While construction was disruptive in the short term, work moved so quickly that an impacted neighborhood was back to normal again in a matter of months or weeks. For the 1995-2003 subway expansion projects, the tunnel boring machines averaged 282 feet per day, resulting in minor disruptions over the long term.476 For comparison, the tunnel boring machines under Los Angeles in the current Purple Line extension project currently average 70 feet per day, and because the line is twin bored, the TBMs have to pass twice, causing additional disruption.477 The slow pace of tunneling in Los Angeles is in part due to work hour restrictions and roadway access limitation imposed by local communities.
Competent in-house teams that manage multiple small contracts can effectively push major projects forward.

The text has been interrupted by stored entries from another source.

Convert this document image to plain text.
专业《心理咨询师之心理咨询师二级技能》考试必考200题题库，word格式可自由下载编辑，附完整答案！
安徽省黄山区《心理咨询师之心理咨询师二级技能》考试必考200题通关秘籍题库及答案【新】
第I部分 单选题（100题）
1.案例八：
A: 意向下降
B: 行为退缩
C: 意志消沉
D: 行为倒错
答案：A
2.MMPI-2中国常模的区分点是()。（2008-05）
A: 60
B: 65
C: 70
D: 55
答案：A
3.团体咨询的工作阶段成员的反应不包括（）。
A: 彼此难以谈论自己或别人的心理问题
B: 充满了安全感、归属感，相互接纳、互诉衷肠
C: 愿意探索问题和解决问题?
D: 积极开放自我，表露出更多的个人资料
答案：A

For the subway expansion projects, MINTRA and the regional government relied on a small team of highly qualified engineers and project managers to oversee the design and construction consultants.478 The project managers used consultants for discrete tasks but did not use outsourced labor for managing the overall project. The strong investment in institutional capacity at the public agency or publicly owned company overseeing construction was important to the region’s overall success in delivering low-cost projects.
The in-house talent was first developed at the regional government, and their skills were honed during the 1995-1999 expansion program. Much of this staff then moved to MINTRA during the 1999-2003 program, where approximately 150-200 in-house staff helped manage contracts and plans.479 The fact that MINTRA was technically a private company also allowed it to offer higher salaries than comparable public-sector positions, attracting top talent to the firm. In addition, with promises of significant expansion and widespread public support, national and international construction firms staffed up and were ready to quickly put together proposals.

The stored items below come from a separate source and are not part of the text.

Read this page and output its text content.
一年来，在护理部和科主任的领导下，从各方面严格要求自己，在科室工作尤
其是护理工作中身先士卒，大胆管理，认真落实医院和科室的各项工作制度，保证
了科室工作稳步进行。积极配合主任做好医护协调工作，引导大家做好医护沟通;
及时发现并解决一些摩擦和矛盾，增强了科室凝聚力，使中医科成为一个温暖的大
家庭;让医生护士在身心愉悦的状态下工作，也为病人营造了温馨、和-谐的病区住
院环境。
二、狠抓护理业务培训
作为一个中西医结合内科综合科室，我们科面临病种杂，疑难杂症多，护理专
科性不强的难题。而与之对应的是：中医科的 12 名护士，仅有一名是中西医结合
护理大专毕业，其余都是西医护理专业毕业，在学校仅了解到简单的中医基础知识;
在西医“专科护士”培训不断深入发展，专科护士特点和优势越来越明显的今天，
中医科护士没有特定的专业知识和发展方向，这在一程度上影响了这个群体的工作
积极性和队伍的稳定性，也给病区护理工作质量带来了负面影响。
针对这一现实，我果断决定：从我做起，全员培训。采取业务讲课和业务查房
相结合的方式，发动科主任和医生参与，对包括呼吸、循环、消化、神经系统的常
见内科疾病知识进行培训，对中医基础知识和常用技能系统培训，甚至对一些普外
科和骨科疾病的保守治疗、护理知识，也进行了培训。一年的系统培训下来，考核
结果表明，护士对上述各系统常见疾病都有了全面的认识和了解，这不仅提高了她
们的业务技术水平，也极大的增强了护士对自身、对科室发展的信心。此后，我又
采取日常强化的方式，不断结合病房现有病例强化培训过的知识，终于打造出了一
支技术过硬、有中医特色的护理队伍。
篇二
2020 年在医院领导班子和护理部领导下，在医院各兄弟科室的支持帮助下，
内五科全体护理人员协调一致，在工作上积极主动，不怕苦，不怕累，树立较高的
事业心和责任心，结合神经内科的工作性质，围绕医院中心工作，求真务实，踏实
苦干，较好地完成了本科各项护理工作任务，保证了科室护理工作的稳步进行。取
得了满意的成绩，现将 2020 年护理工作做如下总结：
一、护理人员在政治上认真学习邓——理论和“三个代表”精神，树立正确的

For subway procurement, MINTRA used a DBB method. Project managers and engineers wanted significant control over tunneling methods and felt that DBB was important to keeping risks low for private bidders given the unknowns with the underground environment. Though the entire project cost billions of Euros, the subway lines were bid out in smaller, more manageable packages with contracts that rarely exceeded €200 million ($241 million).480
While breaking up large projects into smaller packages required managers to oversee many contracts as opposed to a single, multi-billion-euro contract, this approach held a few distinct advantages. First, if there was an issue with a contractor, the managers could focus on resolving that issue while construction continued elsewhere. Second, the discrete contracts fostered more competition and allowed small, newer firms to compete and win projects. These firms diluted the power of larger firms, avoiding situations where a few large companies dominate decision making. This competition helped keep costs down while also creating a homegrown field of experienced contractors that now work all over the world.